Open llaarraa opened 10 years ago

llaarraa commented 10 years ago

what is downloadable? Should we make some of the results explicity downloadable. Or just say in the paper that the user can copy the outputs? We will have to mention it in the paper

crtahlin commented 10 years ago

What is downloadable: As is at the moment, images should be downloadable by "save as" (or "copy-paste", although that does not seem to work "at the moment").

If I remember correctly, images could be made downloadable, I am not sure about tables. Unless we make some kind of PDF file. We could try to make at least some of the results downloadable, as a demonstration of shinyness via a button. Which part would be the best candidate for starters - the RCS tab which contains quite dynamic pictures?

crtahlin commented 10 years ago

Been thinking - outputing a report makes sense only if we want to make an archive of it or maybe use some of the outputs in a printed article.

Since we are in a digital age, we could expose the usability of shiny on tablets? I have just tried how it looks an an Android tab, and it looks quite good. (The ultra old version on shiny.mf.uni-lj.si). Don't know how to do that best, though. A photo?

crtahlin commented 10 years ago

Suggestion from presentation 9th Apr 2014: make a report from all the results.

Try using markdown or maybe a PDF. Could be shown on a separate tab - Results?

crtahlin commented 10 years ago

On second thought, the report should either be generated from each tab for that tab OR from the sidebar using the options selected on the sidebar and all possible options for each.

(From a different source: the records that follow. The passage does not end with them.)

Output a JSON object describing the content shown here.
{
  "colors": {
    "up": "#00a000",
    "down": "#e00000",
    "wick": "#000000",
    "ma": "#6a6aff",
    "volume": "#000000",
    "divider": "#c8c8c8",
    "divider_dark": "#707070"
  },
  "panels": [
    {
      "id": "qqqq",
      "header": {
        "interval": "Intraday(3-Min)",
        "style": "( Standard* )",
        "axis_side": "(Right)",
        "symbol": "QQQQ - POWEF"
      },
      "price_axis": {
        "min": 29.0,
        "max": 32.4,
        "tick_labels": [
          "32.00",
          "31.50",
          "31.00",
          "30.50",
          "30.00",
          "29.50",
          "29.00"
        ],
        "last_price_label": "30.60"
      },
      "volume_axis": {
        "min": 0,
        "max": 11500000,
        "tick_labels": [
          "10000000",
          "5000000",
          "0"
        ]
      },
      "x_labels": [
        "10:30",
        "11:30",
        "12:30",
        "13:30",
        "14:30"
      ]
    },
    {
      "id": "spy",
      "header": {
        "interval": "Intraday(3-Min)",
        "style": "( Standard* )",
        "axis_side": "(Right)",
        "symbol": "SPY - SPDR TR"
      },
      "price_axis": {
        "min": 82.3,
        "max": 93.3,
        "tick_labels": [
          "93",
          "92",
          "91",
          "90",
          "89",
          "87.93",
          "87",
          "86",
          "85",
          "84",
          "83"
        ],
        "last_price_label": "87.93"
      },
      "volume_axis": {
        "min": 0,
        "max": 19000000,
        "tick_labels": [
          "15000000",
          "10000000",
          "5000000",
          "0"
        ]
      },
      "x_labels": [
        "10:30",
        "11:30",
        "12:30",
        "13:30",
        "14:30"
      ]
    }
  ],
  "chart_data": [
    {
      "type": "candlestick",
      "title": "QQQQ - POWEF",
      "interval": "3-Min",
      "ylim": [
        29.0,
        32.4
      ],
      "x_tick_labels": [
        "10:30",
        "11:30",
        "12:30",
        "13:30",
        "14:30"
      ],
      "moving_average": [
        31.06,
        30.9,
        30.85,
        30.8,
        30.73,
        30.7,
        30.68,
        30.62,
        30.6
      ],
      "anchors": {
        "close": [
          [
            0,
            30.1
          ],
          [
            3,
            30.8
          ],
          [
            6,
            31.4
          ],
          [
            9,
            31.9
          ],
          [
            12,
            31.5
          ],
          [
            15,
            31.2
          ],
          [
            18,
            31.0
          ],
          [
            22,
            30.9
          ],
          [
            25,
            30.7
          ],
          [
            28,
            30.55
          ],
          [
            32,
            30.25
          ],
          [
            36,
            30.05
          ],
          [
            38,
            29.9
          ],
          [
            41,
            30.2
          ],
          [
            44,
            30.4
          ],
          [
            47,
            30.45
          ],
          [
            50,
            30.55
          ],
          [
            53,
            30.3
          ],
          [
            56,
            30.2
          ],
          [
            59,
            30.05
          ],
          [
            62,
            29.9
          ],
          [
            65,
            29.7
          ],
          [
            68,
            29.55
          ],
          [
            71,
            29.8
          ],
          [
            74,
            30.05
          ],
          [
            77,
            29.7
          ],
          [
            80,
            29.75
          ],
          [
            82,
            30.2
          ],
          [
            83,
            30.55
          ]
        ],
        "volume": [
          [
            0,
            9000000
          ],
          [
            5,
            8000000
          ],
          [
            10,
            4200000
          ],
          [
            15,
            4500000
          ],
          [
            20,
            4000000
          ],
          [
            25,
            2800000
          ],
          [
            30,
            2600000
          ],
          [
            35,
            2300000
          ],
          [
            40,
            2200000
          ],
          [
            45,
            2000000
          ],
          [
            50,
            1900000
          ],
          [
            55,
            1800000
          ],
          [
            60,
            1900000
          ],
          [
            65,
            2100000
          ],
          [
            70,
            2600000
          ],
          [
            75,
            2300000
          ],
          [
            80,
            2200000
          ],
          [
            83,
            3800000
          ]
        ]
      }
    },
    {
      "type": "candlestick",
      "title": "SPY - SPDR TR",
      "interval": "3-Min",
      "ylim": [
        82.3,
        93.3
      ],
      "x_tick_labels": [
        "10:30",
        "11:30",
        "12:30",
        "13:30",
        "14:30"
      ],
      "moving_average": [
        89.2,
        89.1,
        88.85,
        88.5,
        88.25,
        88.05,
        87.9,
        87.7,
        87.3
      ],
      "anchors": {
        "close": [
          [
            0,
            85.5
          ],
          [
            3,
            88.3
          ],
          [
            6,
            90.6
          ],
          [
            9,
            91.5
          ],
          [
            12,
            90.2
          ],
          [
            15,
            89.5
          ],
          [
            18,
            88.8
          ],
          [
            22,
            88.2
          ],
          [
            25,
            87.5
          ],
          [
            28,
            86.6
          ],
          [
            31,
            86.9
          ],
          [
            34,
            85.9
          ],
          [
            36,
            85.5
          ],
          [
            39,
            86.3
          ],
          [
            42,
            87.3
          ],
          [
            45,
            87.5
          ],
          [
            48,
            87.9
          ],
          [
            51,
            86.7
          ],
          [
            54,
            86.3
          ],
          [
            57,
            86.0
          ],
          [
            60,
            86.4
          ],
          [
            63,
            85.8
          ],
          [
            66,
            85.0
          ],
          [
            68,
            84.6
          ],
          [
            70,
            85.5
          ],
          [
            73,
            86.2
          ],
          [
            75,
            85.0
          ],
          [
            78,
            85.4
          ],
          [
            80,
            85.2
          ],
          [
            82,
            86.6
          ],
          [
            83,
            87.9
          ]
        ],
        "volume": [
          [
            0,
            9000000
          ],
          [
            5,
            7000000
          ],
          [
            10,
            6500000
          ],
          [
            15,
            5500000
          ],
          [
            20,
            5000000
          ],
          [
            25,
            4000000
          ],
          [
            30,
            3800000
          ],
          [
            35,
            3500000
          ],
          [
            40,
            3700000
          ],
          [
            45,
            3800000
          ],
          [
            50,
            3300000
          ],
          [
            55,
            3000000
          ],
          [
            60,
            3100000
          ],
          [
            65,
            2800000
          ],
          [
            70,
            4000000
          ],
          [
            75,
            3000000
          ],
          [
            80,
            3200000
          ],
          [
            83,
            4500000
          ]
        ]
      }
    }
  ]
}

I think the second option is not feasible, since we do not know what kind of options the use will choose on each tab. So, generating the report from each tab is the feasible option.

llaarraa commented 10 years ago

A simple variant would be a button saying "save the output" in each page, which saves the page as it is (in html) locally. Has anybody done it in other apps?

crtahlin commented 10 years ago

Update: This is perhaps a viable alternative, when it becomes available: http://rmarkdown.rstudio.com/authoring_shiny.html

But it will probably require some rewrites of the code into Markdown format (RMD) and separate files? Need to recheck later.

Note: I again tested the option of File->Save as and it actually kind of works, since the Plots are saved inside the HTML. It is not pretty though, since it has the menus and all. Although the user probably will never use the report in exactly the same form as on the web, but will copy-paste from it, so it does not really matter, I guess.